Personal information
- Born: 18 May 1996 (age 30)
- Occupation: Judoka
- Father: Viliame Takayawa
- Relatives: Nacanieli Takayawa-Qerawaqa (brother)

Sport
- Country: Fiji
- Sport: Judo
- Weight class: ‍–‍100 kg

Achievements and titles
- Olympic Games: R32 (2020)
- World Champ.: R32 (2021)
- Oceania Champ.: (2018)

Medal record
Men's judo
Representing Fiji
Oceania Championships
| Gold medal – first place | 2018 Nouméa | ‍–‍100 kg |
| Bronze medal – third place | 2017 Nukuʻalofa | ‍–‍100 kg |
IJF Grand Prix
| Bronze medal – third place | 2022 Perth | ‍–‍100 kg |

Profile at external databases
- IJF: 12863
- JudoInside.com: 45443

= Tevita Takayawa =

Fijian judoka (born 1996)

Tevita Takayawa (born 18 May 1996) is a Fijian judoka.
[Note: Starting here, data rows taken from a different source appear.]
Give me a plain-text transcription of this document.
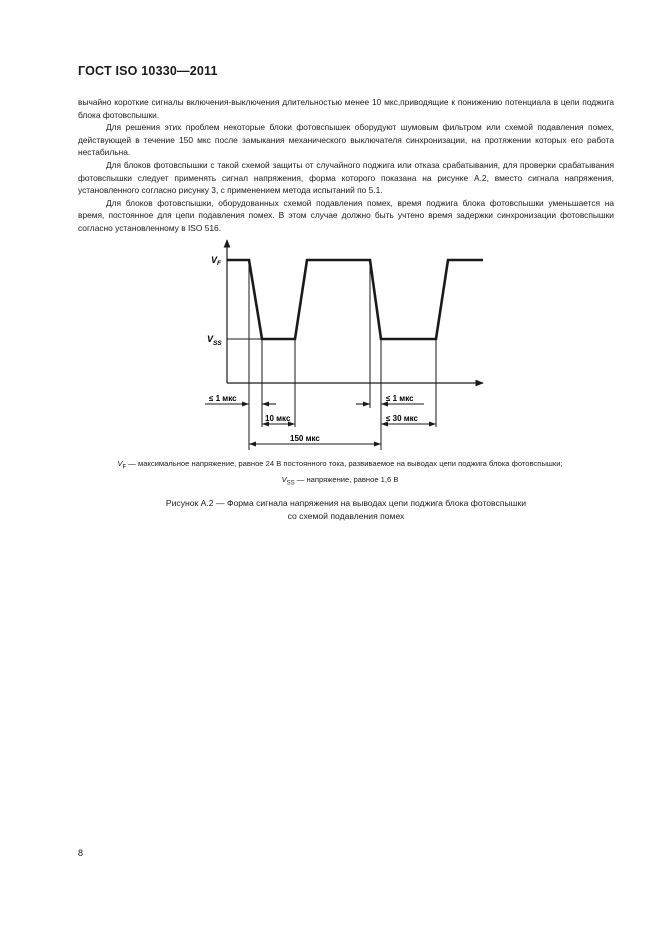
ГОСТ ISO 10330—2011

вычайно короткие сигналы включения-выключения длительностью менее 10 мкс,приводящие к понижению потенциала в цепи поджига блока фотовспышки.

Для решения этих проблем некоторые блоки фотовспышек оборудуют шумовым фильтром или схемой подавления помех, действующей в течение 150 мкс после замыкания механического выключателя синхронизации, на протяжении которых его работа нестабильна.

Для блоков фотовспышки с такой схемой защиты от случайного поджига или отказа срабатывания, для проверки срабатывания фотовспышки следует применять сигнал напряжения, форма которого показана на рисунке А.2, вместо сигнала напряжения, установленного согласно рисунку 3, с применением метода испытаний по 5.1.

Для блоков фотовспышки, оборудованных схемой подавления помех, время поджига блока фотовспышки уменьшается на время, постоянное для цепи подавления помех. В этом случае должно быть учтено время задержки синхронизации фотовспышки согласно установленному в ISO 516.

$V_F$
$V_{SS}$
≤ 1 мкс
10 мкс
≤ 1 мкс
≤ 30 мкс
150 мкс
$V_F$ — максимальное напряжение, равное 24 В постоянного тока, развиваемое на выводах цепи поджига блока фотовспышки;
$V_{SS}$ — напряжение, равное 1,6 В
Рисунок А.2 — Форма сигнала напряжения на выводах цепи поджига блока фотовспышки
со схемой подавления помех
8
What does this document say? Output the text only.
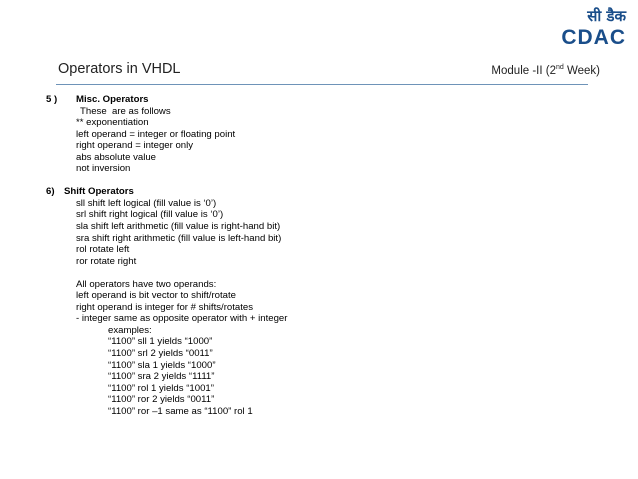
सी डैक
CDAC
Operators in VHDL	Module -II (2nd Week)
5 ) Misc. Operators
These  are as follows
** exponentiation
left operand = integer or floating point
right operand = integer only
abs absolute value
not inversion
6) Shift Operators
sll shift left logical (fill value is ‘0’)
srl shift right logical (fill value is ‘0’)
sla shift left arithmetic (fill value is right-hand bit)
sra shift right arithmetic (fill value is left-hand bit)
rol rotate left
ror rotate right
All operators have two operands:
left operand is bit vector to shift/rotate
right operand is integer for # shifts/rotates
- integer same as opposite operator with + integer
examples:
“1100” sll 1 yields “1000”
“1100” srl 2 yields “0011”
“1100” sla 1 yields “1000”
“1100” sra 2 yields “1111”
“1100” rol 1 yields “1001”
“1100” ror 2 yields “0011”
“1100” ror –1 same as “1100” rol 1
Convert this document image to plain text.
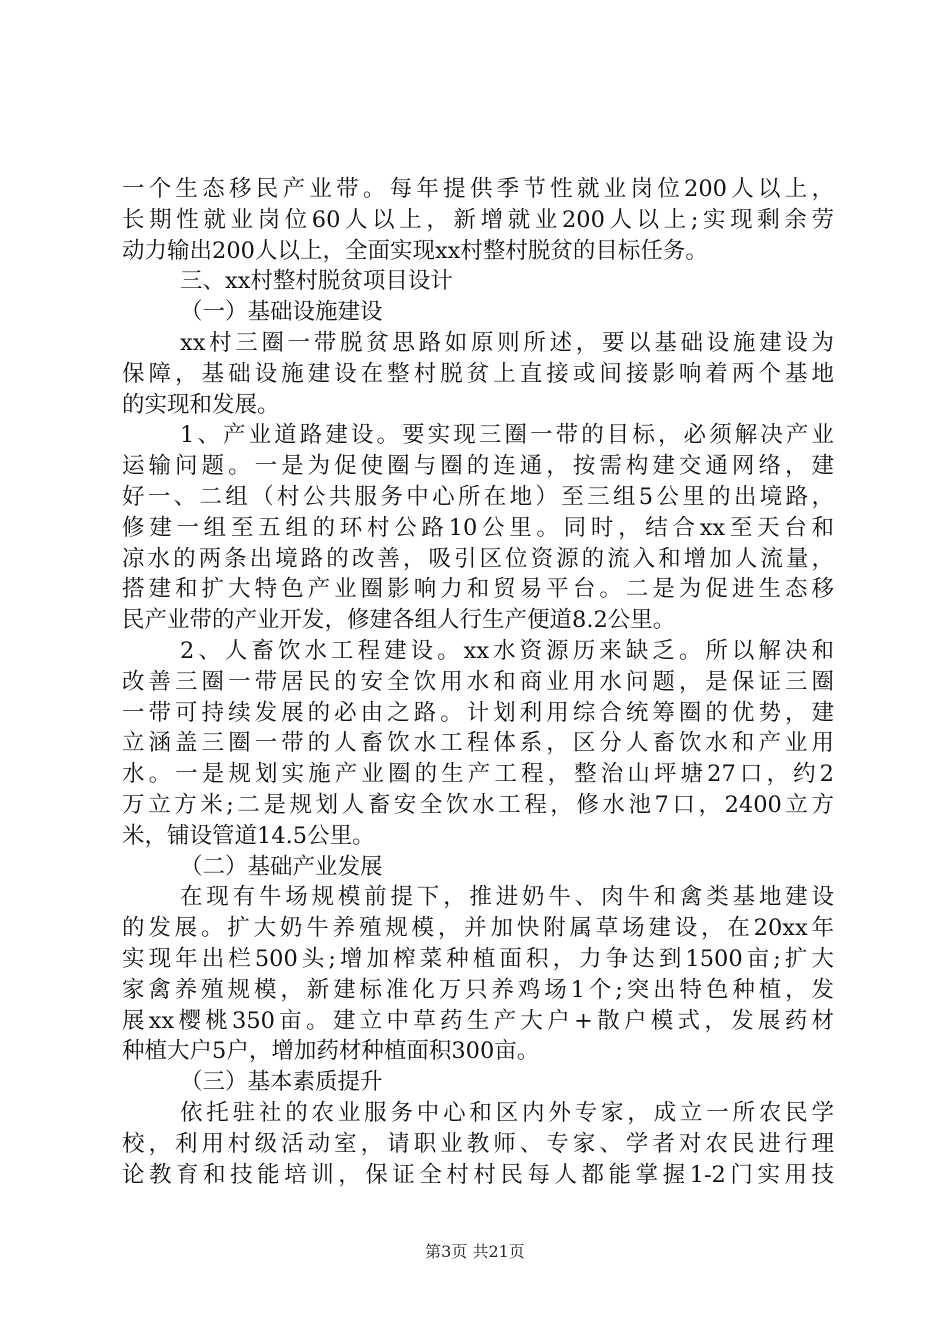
一个生态移民产业带。每年提供季节性就业岗位200人以上，
长期性就业岗位60人以上，新增就业200人以上;实现剩余劳
动力输出200人以上，全面实现xx村整村脱贫的目标任务。
三、xx村整村脱贫项目设计
（一）基础设施建设
xx村三圈一带脱贫思路如原则所述，要以基础设施建设为
保障，基础设施建设在整村脱贫上直接或间接影响着两个基地
的实现和发展。
1、产业道路建设。要实现三圈一带的目标，必须解决产业
运输问题。一是为促使圈与圈的连通，按需构建交通网络，建
好一、二组（村公共服务中心所在地）至三组5公里的出境路，
修建一组至五组的环村公路10公里。同时，结合xx至天台和
凉水的两条出境路的改善，吸引区位资源的流入和增加人流量，
搭建和扩大特色产业圈影响力和贸易平台。二是为促进生态移
民产业带的产业开发，修建各组人行生产便道8.2公里。
2、人畜饮水工程建设。xx水资源历来缺乏。所以解决和
改善三圈一带居民的安全饮用水和商业用水问题，是保证三圈
一带可持续发展的必由之路。计划利用综合统筹圈的优势，建
立涵盖三圈一带的人畜饮水工程体系，区分人畜饮水和产业用
水。一是规划实施产业圈的生产工程，整治山坪塘27口，约2
万立方米;二是规划人畜安全饮水工程，修水池7口，2400立方
米，铺设管道14.5公里。
（二）基础产业发展
在现有牛场规模前提下，推进奶牛、肉牛和禽类基地建设
的发展。扩大奶牛养殖规模，并加快附属草场建设，在20xx年
实现年出栏500头;增加榨菜种植面积，力争达到1500亩;扩大
家禽养殖规模，新建标准化万只养鸡场1个;突出特色种植，发
展xx樱桃350亩。建立中草药生产大户+散户模式，发展药材
种植大户5户，增加药材种植面积300亩。
（三）基本素质提升
依托驻社的农业服务中心和区内外专家，成立一所农民学
校，利用村级活动室，请职业教师、专家、学者对农民进行理
论教育和技能培训，保证全村村民每人都能掌握1-2门实用技
第3页 共21页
From a family with a strong tradition in judo, as Takayawa's father Viliame Takayawa represented Fiji at the Olympic Games in 1984 and 1988, and his older brother Nacanieli Takayawa-Qerawaqa also competed in judo at the Olympic Games in 1992, 1996 and 2000 and won a Commonwealth Games gold medal in 2002. His niece, and Nacianieli's daughter, Shanice Takawaya also competes in Judo. After being selected to compete at the 2020 Summer Games Tevita Takayawa was drawn against Aleksandar Kukolj in the opening round.